As for the present crisis, even a central banker could have seen it coming. When you lend money to people who can't pay it back, you have to expect trouble. But that doesn't stop capitalists from whining to the authorities when trouble comes. Half fool, half knave, governments mobilized; $14 trillion, or thereabouts, has been put up to prevent capitalism from correcting itself. Protectionism is on the increase – even while heads of state rail against it. Banks have been bailed out. In Europe they are shortening the life expectancy of automobiles. In America, the feds are effectively running the largest automobile industry...the largest insurer...and the largest mortgage finance business too. Soon, they may have a chain of hamburger joints.

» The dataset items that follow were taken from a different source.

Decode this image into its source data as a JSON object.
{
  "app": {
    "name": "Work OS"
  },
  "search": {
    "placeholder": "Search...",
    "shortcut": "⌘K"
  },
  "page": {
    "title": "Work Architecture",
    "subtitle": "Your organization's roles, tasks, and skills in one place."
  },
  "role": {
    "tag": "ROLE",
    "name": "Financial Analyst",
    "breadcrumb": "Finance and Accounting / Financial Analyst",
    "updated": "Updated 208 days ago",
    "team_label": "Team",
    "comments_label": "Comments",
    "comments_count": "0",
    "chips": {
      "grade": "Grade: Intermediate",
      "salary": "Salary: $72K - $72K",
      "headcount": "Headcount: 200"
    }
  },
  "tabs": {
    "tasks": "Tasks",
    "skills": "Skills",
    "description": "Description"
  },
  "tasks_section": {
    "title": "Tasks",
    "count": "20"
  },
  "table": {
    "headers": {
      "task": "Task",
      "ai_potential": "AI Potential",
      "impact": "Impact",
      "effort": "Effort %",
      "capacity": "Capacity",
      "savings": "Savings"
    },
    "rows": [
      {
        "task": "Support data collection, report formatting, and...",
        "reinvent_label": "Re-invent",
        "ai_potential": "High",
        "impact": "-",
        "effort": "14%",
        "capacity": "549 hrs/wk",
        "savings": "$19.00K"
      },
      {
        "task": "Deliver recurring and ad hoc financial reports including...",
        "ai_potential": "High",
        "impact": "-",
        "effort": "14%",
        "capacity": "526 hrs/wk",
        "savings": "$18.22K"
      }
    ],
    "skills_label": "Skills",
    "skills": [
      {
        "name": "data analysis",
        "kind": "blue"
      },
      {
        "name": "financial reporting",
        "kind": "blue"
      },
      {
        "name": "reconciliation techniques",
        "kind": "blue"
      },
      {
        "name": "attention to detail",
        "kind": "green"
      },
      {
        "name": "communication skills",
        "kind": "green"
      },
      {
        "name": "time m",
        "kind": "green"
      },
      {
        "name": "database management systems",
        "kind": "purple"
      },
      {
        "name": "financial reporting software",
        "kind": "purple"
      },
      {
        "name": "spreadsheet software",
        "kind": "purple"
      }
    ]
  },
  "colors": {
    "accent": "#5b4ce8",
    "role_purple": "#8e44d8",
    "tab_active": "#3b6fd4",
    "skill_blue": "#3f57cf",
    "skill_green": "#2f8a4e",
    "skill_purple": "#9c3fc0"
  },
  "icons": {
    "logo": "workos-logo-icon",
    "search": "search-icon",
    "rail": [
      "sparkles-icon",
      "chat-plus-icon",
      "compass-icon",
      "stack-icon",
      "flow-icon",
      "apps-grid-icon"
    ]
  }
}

More mistakes...more chicanery. In other words, just what you'd expect.
Even their supposed friends say free markets have been exposed as a failure and a mountebank. That is why the G20 met in London last week – they are meant to decide what to do about it. Peter Thal Larsen in the Financial Times:
"The global financial system as we know it was forged by deregulation underpinned by a belief in free markets. That approach failed. The task now is to prove it can be set running again with better brakes and steering...By the end of the week, the world will have a clearer idea whether the system can survive."
William Pesek at Bloomberg: "There's no doubt the world that Reagan envisioned didn't work out. The 'Washington Consensus' of free markets, small government and unfettered globalization that characterized the 1990s also is over..."
Meanwhile, over in the other camp, they are sitting around open fires...realizing that they are lost in the woods. The Nation magazine has a feature on "Re-imagining Socialism", in which Barbara Ehrenreich and Bill Fletcher write: "Do we have a plan, people? Can we see our way out of this and into a just, democratic, sustainable (add your own favorites adjectives) future? Let's just put it right out on the table: we don't."
With no ideas from the usual do-gooders...the world turns its lonely eyes in a novel direction. Who can save capitalism? The communists!
"Market forces, if left unchecked, will lead to asset bubbles and ultimately a disastrous market clearing in the form of a financial crisis like the current one," says a report from the Chinese central bank.
Everyone wants to be Chinese. Because the Chinese have money. And because they don't have free markets. It is widely believed that the Middle Kingdom can more effectively fight a downturn without democratic, consensus-driven institutions staying its hand.
But here is where we gasp for air. What theory holds that central planning – whether by Chinese communists or American Democrats – can do a better job of allocating capital than the people who own it?
There is none. That is why the world's leaders – and most of its economists too – permit themselves a luscious fib; they say they don't need theory at all. "Pragmatism" was the word on every pair of lips in London last week. Free from chains to dead economists, they say they will try "whatever works".
Oh, the loveable lunkheads! Naïve enough to believe anything; receptive as a trashcan.
"Pragmatism" in economics is as phony as the men who preach it. Every one of them has a dog-eared copy of Keynes' General Theory of Employment, Interest and Money in his briefcase and an ace up his sleeve. And every supposedly new, pragmatic idea they come up with is merely a version of the same quack cures that kept the economy in the hospital last time.
Perhaps you can paint a bridge pragmatically. If you don't like the color, you can change it quickly. But if you're building a bridge, an airplane or an economic system, you can't make it up as you go along. You have to have an idea of how it works before you start. Besides, results from fiscal, monetary and regulatory policies don't happen overnight. The feedback loop takes years.
It took the Bolsheviks seven decades before they realized they'd been had. Friedman's critique of America's Great Depression policies didn't appear until 30 years after the event. In Japan, they still don't know what they did wrong. And by the time the feds catch on this time, they will have turned an ordinary depression into a great one.